Beta-blockers slow the heart rate down, as well as reducing the force of the heart, resulting in a drop in blood pressure.
Beta-blockers may have the following side effects:
- Cold hands and feet.
- Slow heartbeat.
- Diarrhea. The side effects below are also possible, but less common:
- Disturbed sleep - beta-blockers decrease nocturnal melatonin release.
- Erectile dysfunction - difficulty in achieving or sustaining an erection.
Drug interaction - the effects of beta-blockers may be altered if the patient takes some other medicines at the same time, causing adverse side-effects.
5) Renin inhibitors
Aliskiren (Tekturna, Rasilez) reduces renin production. Renin is an enzyme produced in the kidneys. Renin is involved in the production of a substance in the body called angiotensin I. Angiotensin I is converted into the hormone angiotensin II, which narrows blood vessels.
Aliskiren blocks the production of angiotensin I so that levels of both angiotensin I and angiotensin II fall. This causes widening of the blood vessels, resulting in a drop in blood pressure. As it is a relatively new medication its use and dosages for patients with hypertension are still being determined.
Tekturna was approved in the US in March 2007 and in the European Union in August 2007 under the trade name Rasilez. Tekturna HCT, the first single-pill combination involving Tekturna, was approved in the U.S. in January 2008. The single-pill combination Rasilez HCT was approved by the European Commission in January 2009. Rasilez is approved in over 70 countries.
Aliskiren may have the following side effects:
- Flu-like symptoms
In February, 2009, the European Medicines Agency (EMEA) recommended adding a contra-indication to the Product Information for aliskiren, stating that it must not be used in patients who have experienced angioedema (swelling of the tissues beneath the skin).

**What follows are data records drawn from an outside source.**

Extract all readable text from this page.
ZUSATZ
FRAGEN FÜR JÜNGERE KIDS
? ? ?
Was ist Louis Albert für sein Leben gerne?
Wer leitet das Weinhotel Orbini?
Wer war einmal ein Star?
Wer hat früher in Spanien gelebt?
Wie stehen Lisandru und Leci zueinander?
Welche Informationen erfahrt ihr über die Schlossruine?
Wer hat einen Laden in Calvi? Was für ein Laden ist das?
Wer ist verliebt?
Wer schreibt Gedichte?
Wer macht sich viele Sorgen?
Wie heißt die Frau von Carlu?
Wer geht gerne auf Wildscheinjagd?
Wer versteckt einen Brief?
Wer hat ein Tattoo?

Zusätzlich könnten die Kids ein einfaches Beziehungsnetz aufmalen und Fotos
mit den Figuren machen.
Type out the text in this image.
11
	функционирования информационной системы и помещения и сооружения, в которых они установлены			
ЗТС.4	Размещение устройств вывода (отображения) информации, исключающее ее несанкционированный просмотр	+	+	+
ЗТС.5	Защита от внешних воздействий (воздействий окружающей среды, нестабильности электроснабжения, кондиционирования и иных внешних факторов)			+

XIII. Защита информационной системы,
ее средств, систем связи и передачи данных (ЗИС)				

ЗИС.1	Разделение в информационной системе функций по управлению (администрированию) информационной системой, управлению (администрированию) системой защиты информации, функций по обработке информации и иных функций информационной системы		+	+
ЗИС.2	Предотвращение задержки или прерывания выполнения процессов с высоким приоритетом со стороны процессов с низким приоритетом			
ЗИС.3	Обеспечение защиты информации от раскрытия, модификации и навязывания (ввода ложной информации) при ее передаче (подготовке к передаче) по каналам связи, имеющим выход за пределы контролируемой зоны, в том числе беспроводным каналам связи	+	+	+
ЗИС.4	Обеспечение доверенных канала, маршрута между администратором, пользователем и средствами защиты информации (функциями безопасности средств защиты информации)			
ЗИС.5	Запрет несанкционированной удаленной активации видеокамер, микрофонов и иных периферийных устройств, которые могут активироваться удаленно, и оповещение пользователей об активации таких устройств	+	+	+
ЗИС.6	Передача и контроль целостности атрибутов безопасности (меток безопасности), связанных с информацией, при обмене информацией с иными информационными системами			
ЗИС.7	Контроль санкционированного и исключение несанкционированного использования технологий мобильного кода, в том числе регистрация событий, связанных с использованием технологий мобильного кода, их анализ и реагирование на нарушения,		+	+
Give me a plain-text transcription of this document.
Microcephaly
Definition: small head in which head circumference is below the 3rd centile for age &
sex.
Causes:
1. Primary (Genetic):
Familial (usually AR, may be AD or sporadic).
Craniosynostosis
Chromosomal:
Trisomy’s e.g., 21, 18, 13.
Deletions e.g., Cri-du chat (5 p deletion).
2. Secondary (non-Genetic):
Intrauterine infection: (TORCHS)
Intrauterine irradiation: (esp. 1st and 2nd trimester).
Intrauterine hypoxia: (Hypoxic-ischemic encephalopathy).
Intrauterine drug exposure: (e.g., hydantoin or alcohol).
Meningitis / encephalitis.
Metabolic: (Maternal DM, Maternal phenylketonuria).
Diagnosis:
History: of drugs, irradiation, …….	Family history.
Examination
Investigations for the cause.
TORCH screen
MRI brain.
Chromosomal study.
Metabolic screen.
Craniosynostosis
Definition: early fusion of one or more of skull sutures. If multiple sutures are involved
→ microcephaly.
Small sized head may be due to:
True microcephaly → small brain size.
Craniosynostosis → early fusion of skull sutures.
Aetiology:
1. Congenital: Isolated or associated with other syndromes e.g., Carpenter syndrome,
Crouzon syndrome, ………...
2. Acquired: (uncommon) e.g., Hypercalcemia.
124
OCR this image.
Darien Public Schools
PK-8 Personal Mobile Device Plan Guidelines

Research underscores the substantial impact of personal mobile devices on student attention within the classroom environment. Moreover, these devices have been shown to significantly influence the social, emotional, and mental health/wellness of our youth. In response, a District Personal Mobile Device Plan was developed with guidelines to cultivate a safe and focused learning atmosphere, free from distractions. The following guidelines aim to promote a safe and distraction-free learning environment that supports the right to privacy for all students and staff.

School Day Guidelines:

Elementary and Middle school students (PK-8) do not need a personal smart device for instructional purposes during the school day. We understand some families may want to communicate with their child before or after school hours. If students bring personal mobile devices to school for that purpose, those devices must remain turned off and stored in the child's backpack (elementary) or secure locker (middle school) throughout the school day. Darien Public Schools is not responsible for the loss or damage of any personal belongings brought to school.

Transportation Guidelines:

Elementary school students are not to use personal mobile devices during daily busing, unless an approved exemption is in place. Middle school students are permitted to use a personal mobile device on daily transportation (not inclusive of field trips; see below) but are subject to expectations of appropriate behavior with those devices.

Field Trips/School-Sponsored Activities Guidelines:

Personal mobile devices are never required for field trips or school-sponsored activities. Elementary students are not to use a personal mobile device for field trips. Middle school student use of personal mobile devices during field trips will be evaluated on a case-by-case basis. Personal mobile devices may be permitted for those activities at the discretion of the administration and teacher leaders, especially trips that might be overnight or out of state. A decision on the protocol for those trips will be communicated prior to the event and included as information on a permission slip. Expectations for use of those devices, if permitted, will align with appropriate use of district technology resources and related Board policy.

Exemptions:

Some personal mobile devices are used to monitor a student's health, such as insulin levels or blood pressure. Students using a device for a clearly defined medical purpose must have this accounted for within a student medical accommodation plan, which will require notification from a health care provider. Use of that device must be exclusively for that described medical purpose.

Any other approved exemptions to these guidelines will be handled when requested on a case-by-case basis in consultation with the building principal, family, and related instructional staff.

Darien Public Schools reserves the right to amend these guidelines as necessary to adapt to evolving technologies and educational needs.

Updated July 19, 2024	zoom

Effectiveness of medications may vary according to patient's ethnicity
ACE inhibitors have been found to be more effective as a first choice medication in Caucasian patients, while calcium channel blockers or thiazide diuretics are generally more effective as a first choice medication for Afro-American and Afro-Caribbean patients, according to data from the USA and the UK.
If the above-mentioned medications, and their combinations are not effective
Some patients may still have trouble reaching desirable levels of blood pressure after being treated with the drugs mentioned so far. If this happens, the doctor may prescribe:
- Alpha blockers - they reduce the effects of natural chemicals that constrict (narrow) the blood vessels by reducing nerve impulses to the blood vessels.
- Alpha-beta blockers - they slow the heartbeat, which reduces the amount of blood pumping through the blood vessels, as well as reducing nerve impulses to the blood vessels.
- Central-acting agents - they stop the brain from telling the nervous system to raise the heart rate and constrict blood vessels.
In order to reduce the risk of cardiovascular disorder, some doctors may ask their patients to take daily aspirin.